Itinéraire d’une chèvre sauvage

Imprimer Par Madeleine David

L’itinéraire de Madeleine David commence dans une famille pauvre du Massif central en France. Peu à peu, mûrissent sa foi et son engagement vers Dieu. Au bout d’une quête professionnelle semée d’embûches se dessine le choix du départ pour l’Algérie. La « chèvre sauvage », femme indépendante et écorchée vive, se révélera à elle-même et aux autres, en partageant l’existence du peuple algérien, auprès des pauvres et des malades. Elle côtoiera la communauté monastique de Tibhirine… de ces rencontres qui bouleversent une vie.

PÂTIR AVEC, ESPÉRER AVEC

L’année 1973 a marqué une autre étape, une nouvelle remise en cause. Les vacances avaient été, comme chaque année, bien employées, partagées entre ma famille et les amis de Normandie. Le retour se fit par Alger où était prévu un stage de réhydratation des nourrissons à l’hôpital de Béni-Messous. Je désirais depuis longtemps ce stage, dans l’espoir de soigner mieux nos petits malades et éviter les hospitalisations. Ce fut une expérience très intéressante qui permit des contacts avec des médecins de grande valeur. L’un d’eux fut très intéressé par ce que j’essayais de faire dans notre région déshéritée et m’aida beaucoup par ses conseils et un certain partage de ses compétences. Là aussi, j’ai été impressionnée par la souffrance de ces petits enfants séparés de leur mère et vivant, pour la plupart, très mal ces perfusions continues. Au fond de moi, je me persuadais un peu plus de la nécessité de la prévention.

De fait, au retour, je ne pus faire mieux qu’avant au niveau réhydratation, à cause de la foule toujours très dense et de l’installation sommaire du centre.
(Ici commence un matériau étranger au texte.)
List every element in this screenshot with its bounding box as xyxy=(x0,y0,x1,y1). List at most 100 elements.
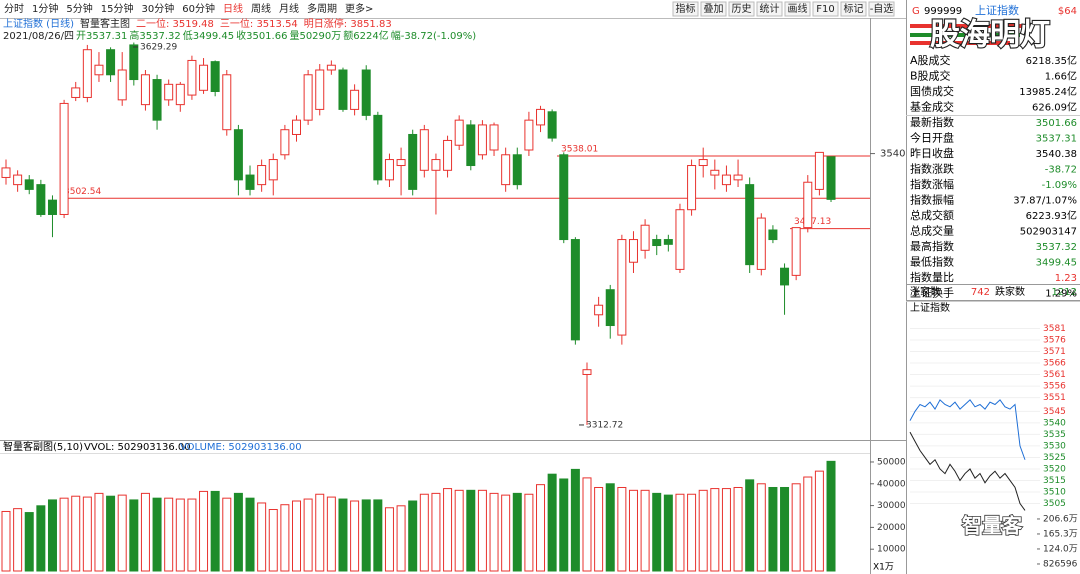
quote-value: 626.09亿 xyxy=(1032,101,1077,114)
candle-body xyxy=(570,239,580,341)
candle-body xyxy=(652,239,662,247)
candle-body xyxy=(698,159,708,167)
tool-button[interactable] xyxy=(812,1,839,17)
volume-bar xyxy=(117,494,127,572)
tool-button[interactable] xyxy=(756,1,783,17)
volume-bar xyxy=(640,489,650,572)
quote-value: 1.23 xyxy=(1055,273,1077,284)
volume-bar xyxy=(501,494,511,572)
volume-bar xyxy=(524,493,534,572)
tool-label[interactable]: 统计 xyxy=(760,2,780,15)
breadth-label: 跌家数 xyxy=(995,285,1025,298)
volume-bar xyxy=(605,483,615,572)
y-tick-label: 3561 xyxy=(1043,370,1066,380)
volume-bar xyxy=(210,490,220,572)
candle-body xyxy=(559,154,569,241)
candle-body xyxy=(71,87,81,98)
volume-bar xyxy=(292,500,301,572)
quote-label: 上证换手 xyxy=(910,286,954,300)
candle-body xyxy=(663,239,673,245)
y-tick-label: 3571 xyxy=(1043,347,1066,357)
candle-body xyxy=(106,49,116,76)
period-tab[interactable]: 30分钟 xyxy=(141,2,174,15)
candle-body xyxy=(710,169,720,176)
header-text: 上证指数 (日线) xyxy=(3,17,74,30)
candle-body xyxy=(326,64,336,71)
period-tab[interactable]: 周线 xyxy=(251,2,271,15)
period-tab[interactable]: 月线 xyxy=(279,2,299,15)
y-tick-label: 3581 xyxy=(1043,324,1066,334)
watermark: 智量客 xyxy=(962,514,1023,538)
tool-button[interactable] xyxy=(728,1,755,17)
volume-bar xyxy=(175,498,185,572)
volume-bar xyxy=(1,510,11,572)
candle-body xyxy=(47,199,57,215)
candle-body xyxy=(756,217,766,270)
y-tick-label: 3530 xyxy=(1043,441,1066,451)
candle-body xyxy=(175,83,185,106)
y-tick-label: 3515 xyxy=(1043,476,1066,486)
quote-label: 最高指数 xyxy=(910,239,954,253)
volume-bar xyxy=(745,479,755,572)
candle-body xyxy=(361,69,371,116)
period-tab[interactable]: 日线 xyxy=(223,2,243,15)
volume-bar xyxy=(13,508,23,572)
quote-value: 3499.45 xyxy=(1036,258,1077,269)
ask-bar xyxy=(910,33,1020,37)
breadth-value: 742 xyxy=(971,287,990,298)
tool-button[interactable] xyxy=(784,1,811,17)
volume-bar xyxy=(419,493,429,572)
bid-bar xyxy=(910,41,1010,45)
volume-bar xyxy=(222,497,232,572)
tool-button[interactable] xyxy=(840,1,867,17)
candle-body xyxy=(721,174,731,186)
volume-bar xyxy=(780,486,790,572)
tool-label[interactable]: 指标 xyxy=(676,2,696,15)
period-tab[interactable]: 分时 xyxy=(4,3,24,15)
period-tab[interactable]: 15分钟 xyxy=(101,2,134,15)
quote-value: 3540.38 xyxy=(1036,149,1077,160)
period-tab[interactable]: 60分钟 xyxy=(182,2,215,15)
candle-body xyxy=(745,184,755,266)
candle-body xyxy=(594,304,604,316)
candle-body xyxy=(13,174,23,186)
period-tab[interactable]: 1分钟 xyxy=(32,2,58,15)
candle-body xyxy=(431,159,441,171)
tool-button[interactable] xyxy=(672,1,699,17)
candle-body xyxy=(315,69,325,110)
candle-body xyxy=(419,129,429,171)
candle-body xyxy=(687,165,697,211)
candle-body xyxy=(303,74,313,121)
tool-label[interactable]: -自选 xyxy=(870,2,894,15)
quote-label: 指数涨跌 xyxy=(910,162,954,176)
candle-body xyxy=(187,59,197,96)
y-tick-label: 40000 xyxy=(877,479,906,489)
volume-bar xyxy=(396,505,406,572)
watermark: 股海明灯 xyxy=(930,18,1050,53)
volume-bar xyxy=(570,468,580,572)
period-tab[interactable]: 更多> xyxy=(345,2,373,15)
y2-tick-label: 124.0万 xyxy=(1043,544,1078,554)
period-tab[interactable]: 5分钟 xyxy=(66,2,92,15)
tool-label[interactable]: 历史 xyxy=(732,3,752,15)
candle-body xyxy=(152,79,162,121)
tool-button[interactable] xyxy=(868,1,895,17)
tool-label[interactable]: 画线 xyxy=(788,2,808,15)
annotation-label: 3312.72 xyxy=(586,420,623,430)
name: 上证指数 xyxy=(975,3,1019,17)
y-tick-label: 50000 xyxy=(877,457,906,467)
candle-body xyxy=(338,69,348,110)
price-line-label: 3538.01 xyxy=(561,144,598,154)
volume-bar xyxy=(710,488,720,572)
y-tick-label: 3556 xyxy=(1043,382,1066,392)
candle-body xyxy=(396,159,406,167)
period-tab[interactable]: 多周期 xyxy=(307,2,337,15)
tool-button[interactable] xyxy=(700,1,727,17)
volume-bar xyxy=(47,499,57,572)
tool-label[interactable]: 叠加 xyxy=(704,3,724,15)
volume-bar xyxy=(106,495,116,572)
header-text: 低3499.45 xyxy=(183,29,234,42)
tool-label[interactable]: 标记 xyxy=(844,3,864,15)
tool-label[interactable]: F10 xyxy=(816,4,834,15)
y2-tick-label: 206.6万 xyxy=(1043,514,1078,524)
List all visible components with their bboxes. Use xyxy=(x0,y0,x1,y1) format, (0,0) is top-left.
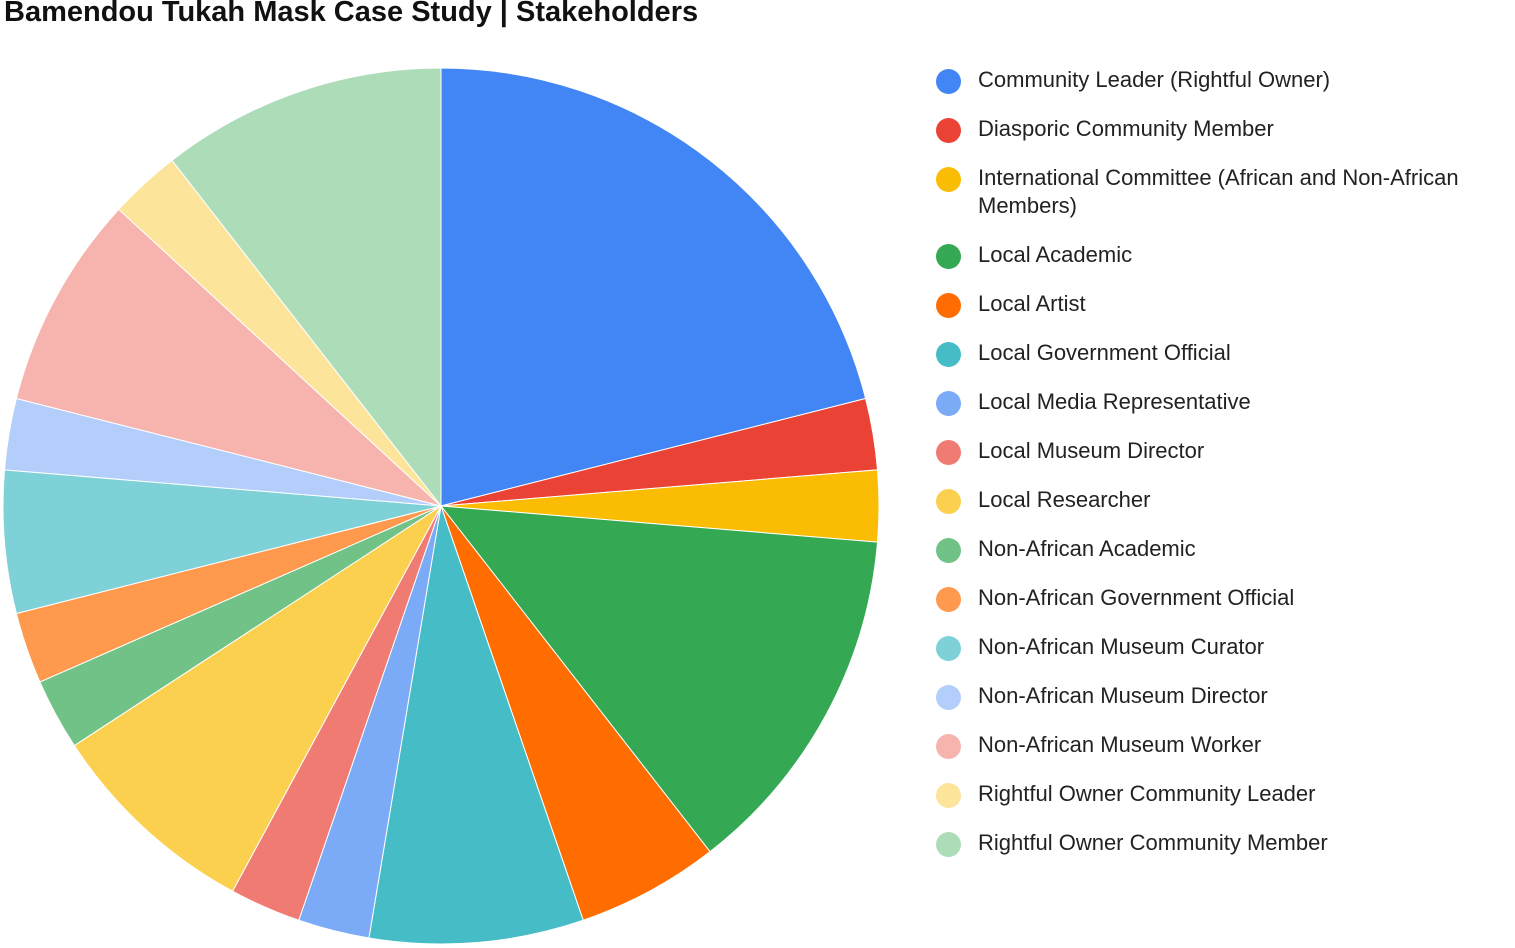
legend-label: Local Academic xyxy=(978,242,1133,267)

Force me fut de mettre l’urgence sur la prévention et la formation des mamans en ce sens.

Après cette longue absence, la reprise fut délicate. A cause d’abord, d’une grande fatigue que je négligeais par trop et puis ce long temps en France et à Alger m’avait quelque peu décentrée de mon univers habituel. On oublie vite la pauvreté et ses propres limites. On m’entendait réagir un peu fort : il fallait que les choses changent. Cela dura dix ou quinze jours, puis je pris conscience que je ne faisais tort qu’à moi-même : personne ne s’émouvait de mes colères. « Et bien, ou tu t’adaptes à nouveau, ou tu t’en vas » me dis-je. La crise était sérieuse. A cette époque, nous allions souvent à Batna avec Claude, le prêtre de Tébessa, pour des rencontres de réflexion avec un groupe. Par une amie, j’avais fait la connaissance d’un couple de médecins : des jeunes marxistes, très motivés, très généreux. Ils avaient travaillé en dispensaires, lançant des expériences intéressantes, puis dans d’autres secteurs, et partout, ils rencontraient des difficultés. C’était l’échec sur toute la ligne. Ces jeunes voulaient être efficaces, faire quelque chose de valable, alors ils décidèrent de partir. C’était leur choix, pensé, mûri, qui me fit réfléchir sur moi-même. C’est alors que je réalisais qu’il y avait peut-être une autre façon de se situer, qu’il pouvait y avoir un sens à vivre les difficultés en solidarité avec l’entourage, en espérant avec eux des jours meilleurs. « Pâtir avec, espérer avec » me dis-je. Ce fut la lumière qui me guida et me remit sur mon chemin de simplicité.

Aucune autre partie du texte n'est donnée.